Have you ever wondered why movies and shows always get motorcycle exhaust sounds wrong? We have all laughed at bikes that shift through 11 gears on the way up to speed or an R1 that sounds like a Harley. Here is what Paul had to say about that:
“It’s always amazes me when the editors and sound department and other production personnel cannot put the right sounds to the correct motorcycle. A two-stroke sound for an inline or V-twin just does not work. If it’s an 1198 Ducati or a GSX-R1000 people want to hear that sweet sound, not an XR-100. At times they will get sound tracks of the bikes idling, doing a fast run-by or just coming to a stop, but somehow they don’t seem to match them with the scene. It’s like on some movies when you see a car chase in the dirt with tires screeching like they’re on asphalt. Not happening….”

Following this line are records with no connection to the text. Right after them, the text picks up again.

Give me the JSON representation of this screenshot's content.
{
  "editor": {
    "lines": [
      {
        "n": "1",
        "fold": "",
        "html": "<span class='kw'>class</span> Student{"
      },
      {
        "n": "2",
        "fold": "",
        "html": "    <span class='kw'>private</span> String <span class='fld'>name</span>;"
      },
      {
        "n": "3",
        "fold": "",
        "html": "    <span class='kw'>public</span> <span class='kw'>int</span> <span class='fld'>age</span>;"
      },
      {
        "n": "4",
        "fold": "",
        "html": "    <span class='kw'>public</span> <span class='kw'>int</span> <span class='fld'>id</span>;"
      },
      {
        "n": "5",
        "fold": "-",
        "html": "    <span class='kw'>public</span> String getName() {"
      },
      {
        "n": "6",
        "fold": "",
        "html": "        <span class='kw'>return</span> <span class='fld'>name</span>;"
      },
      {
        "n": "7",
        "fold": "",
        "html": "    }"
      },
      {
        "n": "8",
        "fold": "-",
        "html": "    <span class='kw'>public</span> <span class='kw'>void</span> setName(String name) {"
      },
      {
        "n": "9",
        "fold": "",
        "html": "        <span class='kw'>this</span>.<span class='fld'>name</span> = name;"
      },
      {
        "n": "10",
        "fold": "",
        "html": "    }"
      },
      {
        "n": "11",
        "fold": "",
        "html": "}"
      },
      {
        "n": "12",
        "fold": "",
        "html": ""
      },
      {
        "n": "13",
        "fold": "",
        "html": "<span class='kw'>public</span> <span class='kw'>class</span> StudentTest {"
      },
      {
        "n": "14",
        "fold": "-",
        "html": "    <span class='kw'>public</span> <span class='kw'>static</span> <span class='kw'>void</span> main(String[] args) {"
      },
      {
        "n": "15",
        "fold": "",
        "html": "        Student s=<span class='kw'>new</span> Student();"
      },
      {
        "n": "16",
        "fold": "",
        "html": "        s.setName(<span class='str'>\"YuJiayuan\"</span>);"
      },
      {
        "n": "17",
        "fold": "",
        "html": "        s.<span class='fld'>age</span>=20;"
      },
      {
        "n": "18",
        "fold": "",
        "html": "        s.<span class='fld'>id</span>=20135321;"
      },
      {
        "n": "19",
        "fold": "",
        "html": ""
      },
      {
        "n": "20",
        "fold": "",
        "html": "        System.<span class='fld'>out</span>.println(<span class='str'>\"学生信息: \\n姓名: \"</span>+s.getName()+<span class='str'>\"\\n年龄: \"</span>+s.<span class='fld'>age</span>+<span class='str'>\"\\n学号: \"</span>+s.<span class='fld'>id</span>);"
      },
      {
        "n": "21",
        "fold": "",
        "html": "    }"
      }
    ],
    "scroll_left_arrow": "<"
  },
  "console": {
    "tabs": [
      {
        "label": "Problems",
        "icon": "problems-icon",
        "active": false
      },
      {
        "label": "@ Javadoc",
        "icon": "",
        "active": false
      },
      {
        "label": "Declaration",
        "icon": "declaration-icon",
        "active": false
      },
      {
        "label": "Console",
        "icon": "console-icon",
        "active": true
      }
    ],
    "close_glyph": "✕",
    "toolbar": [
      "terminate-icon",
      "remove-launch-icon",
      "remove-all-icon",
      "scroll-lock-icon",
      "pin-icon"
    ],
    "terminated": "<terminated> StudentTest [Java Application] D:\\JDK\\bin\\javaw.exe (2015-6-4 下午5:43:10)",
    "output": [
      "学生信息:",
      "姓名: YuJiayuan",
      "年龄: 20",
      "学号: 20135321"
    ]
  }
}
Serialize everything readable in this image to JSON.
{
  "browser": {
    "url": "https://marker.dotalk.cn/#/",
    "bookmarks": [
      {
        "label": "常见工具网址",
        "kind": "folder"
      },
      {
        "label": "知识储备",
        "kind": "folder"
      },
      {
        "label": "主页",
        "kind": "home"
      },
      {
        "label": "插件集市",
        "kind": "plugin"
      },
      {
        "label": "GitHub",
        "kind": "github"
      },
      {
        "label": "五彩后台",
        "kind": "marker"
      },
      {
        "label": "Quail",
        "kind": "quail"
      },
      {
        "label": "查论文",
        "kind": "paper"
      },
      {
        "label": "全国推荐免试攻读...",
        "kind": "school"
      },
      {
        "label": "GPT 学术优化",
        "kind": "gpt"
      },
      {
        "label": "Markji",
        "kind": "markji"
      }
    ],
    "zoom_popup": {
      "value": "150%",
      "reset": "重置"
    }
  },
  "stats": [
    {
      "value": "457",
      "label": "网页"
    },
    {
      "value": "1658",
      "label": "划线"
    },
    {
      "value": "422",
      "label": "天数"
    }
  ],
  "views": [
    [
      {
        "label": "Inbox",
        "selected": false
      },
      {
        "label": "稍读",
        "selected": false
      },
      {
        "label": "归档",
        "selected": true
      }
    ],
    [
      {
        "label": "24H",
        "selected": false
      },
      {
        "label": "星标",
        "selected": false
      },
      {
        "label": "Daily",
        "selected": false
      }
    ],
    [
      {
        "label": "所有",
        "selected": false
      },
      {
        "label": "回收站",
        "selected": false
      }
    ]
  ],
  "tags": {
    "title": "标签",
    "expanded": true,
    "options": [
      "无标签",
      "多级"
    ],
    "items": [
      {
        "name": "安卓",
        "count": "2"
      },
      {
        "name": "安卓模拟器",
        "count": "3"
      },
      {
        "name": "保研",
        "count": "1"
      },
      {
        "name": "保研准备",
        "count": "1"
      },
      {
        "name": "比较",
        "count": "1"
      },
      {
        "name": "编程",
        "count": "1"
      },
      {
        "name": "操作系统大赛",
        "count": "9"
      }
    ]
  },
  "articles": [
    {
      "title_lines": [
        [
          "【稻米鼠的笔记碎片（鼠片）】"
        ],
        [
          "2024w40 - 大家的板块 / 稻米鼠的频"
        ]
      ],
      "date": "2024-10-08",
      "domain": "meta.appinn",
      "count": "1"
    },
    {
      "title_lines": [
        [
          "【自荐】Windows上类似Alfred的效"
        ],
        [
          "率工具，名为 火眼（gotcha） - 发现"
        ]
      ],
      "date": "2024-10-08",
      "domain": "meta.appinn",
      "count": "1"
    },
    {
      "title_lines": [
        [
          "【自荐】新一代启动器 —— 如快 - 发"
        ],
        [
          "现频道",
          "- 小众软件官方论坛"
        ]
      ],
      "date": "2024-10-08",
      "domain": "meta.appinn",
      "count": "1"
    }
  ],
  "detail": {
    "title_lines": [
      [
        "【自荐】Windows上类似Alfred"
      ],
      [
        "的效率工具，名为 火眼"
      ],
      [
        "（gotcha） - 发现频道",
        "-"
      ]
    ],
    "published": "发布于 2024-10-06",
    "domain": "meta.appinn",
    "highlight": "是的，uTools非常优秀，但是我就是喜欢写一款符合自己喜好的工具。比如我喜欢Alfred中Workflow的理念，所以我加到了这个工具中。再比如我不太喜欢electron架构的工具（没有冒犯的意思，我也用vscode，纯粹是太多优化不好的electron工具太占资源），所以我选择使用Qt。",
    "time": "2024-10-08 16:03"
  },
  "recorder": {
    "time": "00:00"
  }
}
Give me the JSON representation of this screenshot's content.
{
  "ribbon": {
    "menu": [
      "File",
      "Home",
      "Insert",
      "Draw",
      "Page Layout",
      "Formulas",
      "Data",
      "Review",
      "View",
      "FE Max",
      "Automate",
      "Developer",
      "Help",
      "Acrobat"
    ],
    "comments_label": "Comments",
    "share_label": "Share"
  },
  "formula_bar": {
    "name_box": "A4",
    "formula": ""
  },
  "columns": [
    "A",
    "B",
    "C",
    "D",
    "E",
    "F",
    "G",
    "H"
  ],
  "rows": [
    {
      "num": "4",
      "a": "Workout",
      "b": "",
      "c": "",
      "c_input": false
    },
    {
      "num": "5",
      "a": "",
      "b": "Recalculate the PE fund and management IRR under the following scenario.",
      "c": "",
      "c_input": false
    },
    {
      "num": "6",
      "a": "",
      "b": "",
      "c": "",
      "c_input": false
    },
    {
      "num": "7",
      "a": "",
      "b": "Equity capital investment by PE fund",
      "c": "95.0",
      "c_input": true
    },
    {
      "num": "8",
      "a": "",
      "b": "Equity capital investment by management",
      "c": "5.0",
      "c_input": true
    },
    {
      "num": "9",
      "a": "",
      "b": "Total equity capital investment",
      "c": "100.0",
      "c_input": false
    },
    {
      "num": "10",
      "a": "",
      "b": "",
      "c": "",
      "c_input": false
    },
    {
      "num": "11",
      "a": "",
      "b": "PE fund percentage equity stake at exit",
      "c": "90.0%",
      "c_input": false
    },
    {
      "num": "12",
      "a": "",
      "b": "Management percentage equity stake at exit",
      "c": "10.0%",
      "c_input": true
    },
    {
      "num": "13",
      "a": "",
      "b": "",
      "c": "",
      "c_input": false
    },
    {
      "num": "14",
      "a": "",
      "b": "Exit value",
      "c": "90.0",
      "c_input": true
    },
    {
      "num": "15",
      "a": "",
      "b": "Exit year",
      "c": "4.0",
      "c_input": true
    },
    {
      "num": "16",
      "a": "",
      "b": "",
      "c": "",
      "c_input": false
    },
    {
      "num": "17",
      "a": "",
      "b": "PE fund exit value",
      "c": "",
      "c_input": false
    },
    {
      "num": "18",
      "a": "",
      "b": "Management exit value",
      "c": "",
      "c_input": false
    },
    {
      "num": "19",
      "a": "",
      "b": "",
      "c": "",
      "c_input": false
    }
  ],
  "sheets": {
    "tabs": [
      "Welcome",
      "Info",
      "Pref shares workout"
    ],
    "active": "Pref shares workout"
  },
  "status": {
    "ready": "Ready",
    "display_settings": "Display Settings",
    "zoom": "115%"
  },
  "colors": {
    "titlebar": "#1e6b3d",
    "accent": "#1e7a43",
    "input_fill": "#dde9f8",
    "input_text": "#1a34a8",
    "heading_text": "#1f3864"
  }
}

Show: Pensacola Wings of Gold
Paul: “A scene asked that I get hit off a Harley with a bat while at the same moment a ratchet’s harness and cable attached to my back pulled me off the bike. When we did it, the cable pulled and spun me. When I landed, my hand hit the ground and my body folded on top of my wrist and rolled it backwards. I knew it was broke because I felt sick to my stomach [laughs]. I was laying on the ground because it kinda aired me out while they were getting ready to set up another shot.”
Movie: Indiana Jones and the Last Crusade
Shawn: “Broken wrist on Indiana Jones, and then I went back with it broken and finished the job with a cast. They wanted to find a replacement and I’m like, it didn’t move, its fine, just put the fricken cast on tight and I’ll finish!”
I don’t think I’ve ever seen a slide blow up. but in the movies, anything can happen!